Excerpts from Jim Conrad's
Naturalist Newsletter
Entry dated March 8, 2024, from notes taken about 2kms south of Higuerillas, Municipality of Cadereyta de Montes; N20.8872°, W99.7718°, elevation ~1660 meters (~5450 feet); on alluvium of valley floor; local narrow belt of vegetation constituting an extreme southern extension of the Chihuahuan Desert, Meridional Subregion; central Querétaro state, MÉXICO
FOUR-SPECKLED HOVER FLY
When it's hot, it's normal for insects to land on exposed body parts and sop up salt-containing sweat. Here in the hot southern extension of the Chihuahuan Desert my sweat evaporated so quickly that I felt dry, but somehow the above sweat-sopper knew my arm was producing sweat, leaving invisible salt on my skin, and he wanted it.
With its narrow waist and the white bands on its abdomen, at first it looked like a wasp. However, wasps as well as bees bear four wings, while the above individual has only two. Usually the antennae of wasps are longer and more slender, and without such an egg-shaped tip as seen above. Our sweat sopper was a fly, not a wasp.
Moreover, this fly's behavior -- its apparent lack of fear and its continuing focus on steady sopping -- it's big, eye-covered head, and those short, bulbous-tipped antennae, all reminded me of various hoverflies encountered wherever I've gone. For example, there were the Thick-legged Hoverfly in the mountains of Oregon, and Green Hover Flies in the Yucatan. Therefore, I strongly suspected that here was another member of the Hoverfly Family, the Syrphidae.
The Hoverfly Family is a big one, with around 6000 species in about 200 genera described worldwide. Since hoverflies are stingerless and perfectly harmless to humans, many species have evolved to mimic wasps and bees to keep predators away.
In the above picture, just to the right of the base of each wing, notice the small, white, egglike things. Those are halteres, evolved from their distant ancestors' second pair of wings; the first insects possessed four wings, like dragonflies and most insects still do. Halteres help hoverflies keep their balance as they fly, for the basic physics of flying with two flapping wings creates instability. Birds and airplanes have tails for stabilization, but bugs don't.
Frequently I've read that hoverflies are attracted by sweat not only because of its water but also for the salts excreted from our bodies.
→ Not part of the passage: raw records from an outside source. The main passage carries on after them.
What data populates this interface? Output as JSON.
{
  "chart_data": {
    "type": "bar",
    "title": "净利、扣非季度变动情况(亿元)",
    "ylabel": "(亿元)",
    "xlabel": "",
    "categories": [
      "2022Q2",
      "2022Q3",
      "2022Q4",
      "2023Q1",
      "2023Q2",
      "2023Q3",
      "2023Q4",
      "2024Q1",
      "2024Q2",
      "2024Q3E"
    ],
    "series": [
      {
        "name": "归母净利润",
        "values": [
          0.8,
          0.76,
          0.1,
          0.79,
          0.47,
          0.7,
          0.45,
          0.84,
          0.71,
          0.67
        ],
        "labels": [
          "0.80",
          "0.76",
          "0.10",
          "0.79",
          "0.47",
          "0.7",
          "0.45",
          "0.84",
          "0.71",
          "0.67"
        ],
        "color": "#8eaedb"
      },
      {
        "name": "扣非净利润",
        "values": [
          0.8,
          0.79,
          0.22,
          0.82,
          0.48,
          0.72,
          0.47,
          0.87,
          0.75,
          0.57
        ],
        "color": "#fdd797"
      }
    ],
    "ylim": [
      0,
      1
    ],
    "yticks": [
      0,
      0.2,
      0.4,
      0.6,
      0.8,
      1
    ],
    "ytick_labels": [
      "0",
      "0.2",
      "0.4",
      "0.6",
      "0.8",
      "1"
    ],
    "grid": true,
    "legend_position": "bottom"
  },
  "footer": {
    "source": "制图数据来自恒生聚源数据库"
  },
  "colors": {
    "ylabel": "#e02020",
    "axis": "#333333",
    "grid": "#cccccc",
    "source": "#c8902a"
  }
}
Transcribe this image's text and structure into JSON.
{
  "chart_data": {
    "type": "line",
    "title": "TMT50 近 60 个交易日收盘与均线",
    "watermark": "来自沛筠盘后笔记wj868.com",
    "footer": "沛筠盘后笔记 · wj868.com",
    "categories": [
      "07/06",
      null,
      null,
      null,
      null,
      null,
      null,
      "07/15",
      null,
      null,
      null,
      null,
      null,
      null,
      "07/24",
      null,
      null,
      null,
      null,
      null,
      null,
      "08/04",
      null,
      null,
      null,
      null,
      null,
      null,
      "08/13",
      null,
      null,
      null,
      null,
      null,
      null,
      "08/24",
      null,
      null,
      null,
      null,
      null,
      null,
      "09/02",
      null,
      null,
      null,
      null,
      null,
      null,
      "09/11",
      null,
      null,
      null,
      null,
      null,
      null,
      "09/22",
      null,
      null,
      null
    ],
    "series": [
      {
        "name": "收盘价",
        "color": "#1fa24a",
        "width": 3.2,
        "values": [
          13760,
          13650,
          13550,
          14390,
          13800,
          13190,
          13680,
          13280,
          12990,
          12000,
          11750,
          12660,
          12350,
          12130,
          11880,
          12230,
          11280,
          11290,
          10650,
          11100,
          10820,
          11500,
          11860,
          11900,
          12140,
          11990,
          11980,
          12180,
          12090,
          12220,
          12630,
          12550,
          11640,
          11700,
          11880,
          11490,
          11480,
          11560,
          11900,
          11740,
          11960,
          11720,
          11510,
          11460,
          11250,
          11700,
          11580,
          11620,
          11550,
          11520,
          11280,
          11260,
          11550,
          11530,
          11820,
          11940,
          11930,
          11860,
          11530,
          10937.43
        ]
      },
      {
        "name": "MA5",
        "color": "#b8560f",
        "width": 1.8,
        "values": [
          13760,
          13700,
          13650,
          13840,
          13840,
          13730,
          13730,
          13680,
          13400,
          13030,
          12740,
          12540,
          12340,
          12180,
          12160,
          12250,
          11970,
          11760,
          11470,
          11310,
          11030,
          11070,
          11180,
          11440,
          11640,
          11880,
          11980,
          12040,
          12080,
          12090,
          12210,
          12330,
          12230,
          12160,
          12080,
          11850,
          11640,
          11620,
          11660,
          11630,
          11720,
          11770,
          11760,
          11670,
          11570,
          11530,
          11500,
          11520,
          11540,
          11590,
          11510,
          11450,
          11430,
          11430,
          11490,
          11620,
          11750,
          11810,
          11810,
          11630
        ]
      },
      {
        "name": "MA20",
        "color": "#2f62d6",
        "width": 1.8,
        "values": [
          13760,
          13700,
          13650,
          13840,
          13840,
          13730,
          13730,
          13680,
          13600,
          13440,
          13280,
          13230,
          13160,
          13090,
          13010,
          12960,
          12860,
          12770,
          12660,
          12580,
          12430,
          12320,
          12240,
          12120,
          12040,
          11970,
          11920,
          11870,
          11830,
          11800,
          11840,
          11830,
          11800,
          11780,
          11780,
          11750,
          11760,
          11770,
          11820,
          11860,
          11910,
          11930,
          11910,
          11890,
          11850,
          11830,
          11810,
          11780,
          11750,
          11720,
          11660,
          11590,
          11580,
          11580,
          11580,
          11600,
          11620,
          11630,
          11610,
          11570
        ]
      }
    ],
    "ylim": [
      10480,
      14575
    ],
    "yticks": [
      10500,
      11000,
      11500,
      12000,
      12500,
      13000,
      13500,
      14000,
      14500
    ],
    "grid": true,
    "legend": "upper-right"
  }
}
Animals need salt, and flower nectar and pollen contains little of it. Susan Nicolson's 2022 work "Sweet Solutions: Nectar Chemistry and Quality" reports that bees and hoverflies obtain amino acids from pollen, but she says nothing about salt. Adults of most hoverfly species feed mainly on nectar and pollen, and the larvae eat decaying organic material.
Whatever reason this particular hoverfly sopped dried sweat from my arm, knowing the family it belong to made it easy enough to identify by going to the iNaturalist.Org website and browsing photos of members of the Syrphidae found in Mexico. The images of numerous species were scanned, until one of them showed a hoverfly just like ours. It was DIOPROSOPA CLAVATA, in books often known as the Four-speckled Hoverfly.
Being in such a harsh, isolated part of Mexico, I thought my sweat sopper might be a rare species. However, Dioprosopa clavata commonly occurs throughout most the New World Americas, except the colder parts. Unlike the dead-organic-matter-eating larvae of most hoverfly species, Dioprosopa clavata lays eggs among aphids, and when the eggs hatch the maggot-like immature stage feeds mainly on the aphids. Informed gardeners like Four-speckled Hoverflies not only as pest-control agents, but also because, after bees, hoverflies are the best of all insect pollinators.